Secretary of state for health Andrew Lansley has announced a review into how end of life care is paid for.
Lansley made the announcement at the International Carers Conference in Leeds earlier today.
The review will be chaired by Marie Curie Cancer Care chief executive Tom Hughes-Hallett and will look at improving the options for how and where patients received palliative care.
It will cover both adults’ and childrens’ services and will recommend a transparent funding system that encourages more community-based care, so that patients can remain in their own homes.
Lansley says: “’Having a terminal illness is a very distressing time for individuals and their families.
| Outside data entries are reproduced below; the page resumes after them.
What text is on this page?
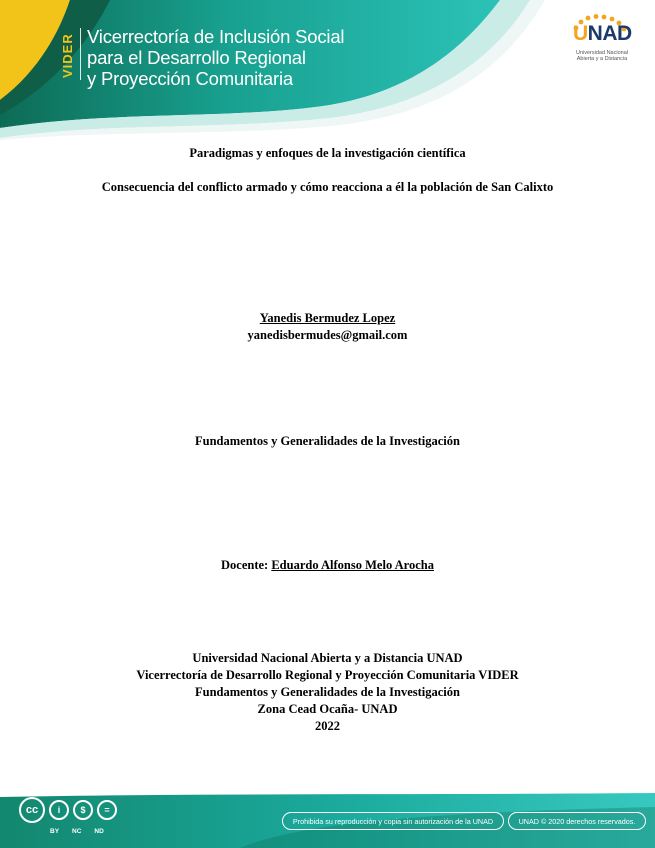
VIDER Vicerrectoría de Inclusión Social
para el Desarrollo Regional
y Proyección Comunitaria
UNAD
Universidad Nacional Abierta y a Distancia
Paradigmas y enfoques de la investigación científica
Consecuencia del conflicto armado y cómo reacciona a él la población de San Calixto
Yanedis Bermudez Lopez
yanedisbermudes@gmail.com
Fundamentos y Generalidades de la Investigación
Docente: Eduardo Alfonso Melo Arocha
Universidad Nacional Abierta y a Distancia UNAD
Vicerrectoría de Desarrollo Regional y Proyección Comunitaria VIDER
Fundamentos y Generalidades de la Investigación
Zona Cead Ocaña- UNAD
2022
cc	i	$	=
BY NC ND
Prohibida su reproducción y copia sin autorización de la UNAD	UNAD © 2020 derechos reservados.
People should be able to choose where they are cared for – most would choose to be cared for at home, surrounded by their friends and family – and be certain that the care they receive will be of the highest quality.
“This review will look at how we better deploy the money we spend on palliative care – so those in need are better supported. We intend that whatever care patients choose will meet their needs and wishes.”
Hughes-Hallett says: “I am delighted to have been asked to lead this important review. Good quality palliative and end of life care is so vital for patients and families. We need a funding system which is fair and encourages the provision of the right services to patients and families where and when they want them. It must also be fair to the full range of providers.”
The review will report back by summer 2011 and the government says any recommendations will be considered in the context of its spending review expected in the autumn.